In [4]:
import random
from collections import defaultdict
import numpy as np

#**MDP Class**

In [5]:
class SudokuMDP:
    """A Markov Decision Process for solving a 4x4 Sudoku puzzle. This class defines the state space, reward function,
     and transition model for the 4x4 Sudoku problem, fulfilling the State Space Representation task."""

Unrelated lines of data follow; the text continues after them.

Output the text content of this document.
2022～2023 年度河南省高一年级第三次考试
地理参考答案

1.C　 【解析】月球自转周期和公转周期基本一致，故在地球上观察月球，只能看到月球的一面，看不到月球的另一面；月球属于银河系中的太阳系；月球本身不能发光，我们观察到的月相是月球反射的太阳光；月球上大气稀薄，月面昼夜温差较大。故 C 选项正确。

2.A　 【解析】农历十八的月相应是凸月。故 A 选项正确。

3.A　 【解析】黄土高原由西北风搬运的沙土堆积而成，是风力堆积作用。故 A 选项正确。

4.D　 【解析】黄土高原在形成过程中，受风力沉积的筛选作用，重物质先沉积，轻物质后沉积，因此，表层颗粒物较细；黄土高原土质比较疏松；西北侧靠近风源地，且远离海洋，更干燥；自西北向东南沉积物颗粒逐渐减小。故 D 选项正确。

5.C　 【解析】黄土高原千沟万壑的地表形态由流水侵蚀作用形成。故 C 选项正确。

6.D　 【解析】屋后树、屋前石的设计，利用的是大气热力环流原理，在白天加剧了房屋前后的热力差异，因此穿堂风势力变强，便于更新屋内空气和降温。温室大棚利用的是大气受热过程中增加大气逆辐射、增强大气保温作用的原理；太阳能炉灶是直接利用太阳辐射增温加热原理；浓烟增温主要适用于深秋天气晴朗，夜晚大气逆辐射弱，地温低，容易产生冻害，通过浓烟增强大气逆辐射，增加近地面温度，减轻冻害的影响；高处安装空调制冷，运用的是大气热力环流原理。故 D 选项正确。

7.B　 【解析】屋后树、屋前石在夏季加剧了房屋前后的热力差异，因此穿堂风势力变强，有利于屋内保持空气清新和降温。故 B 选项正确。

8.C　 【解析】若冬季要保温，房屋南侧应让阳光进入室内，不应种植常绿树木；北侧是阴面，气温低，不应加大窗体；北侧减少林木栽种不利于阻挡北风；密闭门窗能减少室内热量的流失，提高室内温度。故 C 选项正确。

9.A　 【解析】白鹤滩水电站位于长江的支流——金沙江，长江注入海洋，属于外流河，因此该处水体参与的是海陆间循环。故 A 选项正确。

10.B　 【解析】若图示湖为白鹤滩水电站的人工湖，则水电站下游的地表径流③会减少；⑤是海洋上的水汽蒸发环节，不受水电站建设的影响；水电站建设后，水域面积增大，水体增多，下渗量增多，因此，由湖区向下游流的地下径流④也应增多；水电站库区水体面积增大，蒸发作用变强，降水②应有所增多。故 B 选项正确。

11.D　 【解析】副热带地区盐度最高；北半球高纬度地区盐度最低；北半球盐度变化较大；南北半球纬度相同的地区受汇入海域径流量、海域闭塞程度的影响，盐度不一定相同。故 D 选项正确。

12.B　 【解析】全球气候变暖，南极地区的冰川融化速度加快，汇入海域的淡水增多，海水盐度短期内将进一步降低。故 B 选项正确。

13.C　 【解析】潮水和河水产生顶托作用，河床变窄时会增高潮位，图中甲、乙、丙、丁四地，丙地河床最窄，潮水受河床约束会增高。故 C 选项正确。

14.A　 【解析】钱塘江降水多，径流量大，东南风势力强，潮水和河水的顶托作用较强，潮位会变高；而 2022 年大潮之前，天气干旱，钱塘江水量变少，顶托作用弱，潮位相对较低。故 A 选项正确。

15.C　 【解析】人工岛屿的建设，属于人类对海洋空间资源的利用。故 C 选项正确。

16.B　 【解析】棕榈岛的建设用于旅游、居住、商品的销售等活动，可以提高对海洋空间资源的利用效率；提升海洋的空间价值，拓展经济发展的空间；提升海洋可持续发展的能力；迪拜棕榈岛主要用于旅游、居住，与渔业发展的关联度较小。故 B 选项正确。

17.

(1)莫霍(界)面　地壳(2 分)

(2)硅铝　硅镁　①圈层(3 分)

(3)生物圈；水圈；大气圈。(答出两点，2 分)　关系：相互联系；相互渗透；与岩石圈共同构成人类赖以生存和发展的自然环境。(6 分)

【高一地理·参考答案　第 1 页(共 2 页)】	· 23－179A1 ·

    def __init__(self, initial_state, gamma=0.9):
        self.init = initial_state  # Initial 4x4 Sudoku grid
        self.states = self.generate_states()
        self.gamma = gamma
        self.terminals = [self.is_goal_state(state) for state in self.states]
        self.actions = self.generate_actions


    def possible_states(self):
        """Generates placeholder states for the Sudoku board."""
        return [self.init]

    def generate_states(self):
        """This method generates all possible states for the Sudoku board, helping to define the state space."""
        return [tuple([tuple(row) for row in state]) for state in self.possible_states()]

    def generate_actions(self, state):
        """This method specifies the possible actions for a given state, fulfilling the Action Set task."""
        actions = []
        for i in range(4):
            for j in range(4):
                if state[i][j] == 0:  # If the cell is empty
                    for value in range(1, 5):
                        if self.is_valid_move(state, i, j, value):
                            actions.append((i, j, value))
        return actions

    def is_valid_move(self, state, row, col, value):
        """This method checks if placing a specific value in a cell is valid according to Sudoku rules."""
        # Check row
        if value in state[row]:
            return False
        # Check column
        if value in [state[i][col] for i in range(4)]:
            return False
        # Check 2x2 grid
        grid_row, grid_col = row // 2, col // 2
        for i in range(grid_row * 2, grid_row * 2 + 2):
            for j in range(grid_col * 2, grid_col * 2 + 2):
                if state[i][j] == value:
                    return False
        return True

    def is_goal_state(self, state):
        """This method checks if the current state is a completed and valid Sudoku board, defining the goal state."""
        for row in state:
            if len(set(row)) != 4 or 0 in row:
                return False
        for col in zip(*state):
            if len(set(col)) != 4:
                return False
        return True

    def R(self, state):
        """This method defines the reward function, giving high rewards for completing the puzzle and penalties for inefficient moves, fulfilling the Reward Function task."""
        if self.is_goal_state(state):
            return 100  # High reward for completing the puzzle
        return -1  # Penalty for each step to encourage efficiency

    def T(self, state, action):
        """Transition model for applying an action to the state."""
        row, col, value = action
        new_state = [list(row) for row in state]
        new_state[row][col] = value
        return tuple(tuple(row) for row in new_state)


#**QLearning Agent**

In [6]:
# Implement Q-Learning based on the SudokuMDP
class QLearningAgent:
    """This class implements Q-learning, including exploration-exploitation strategies and Q-value updates, fulfilling the Q-Learning Setup task."""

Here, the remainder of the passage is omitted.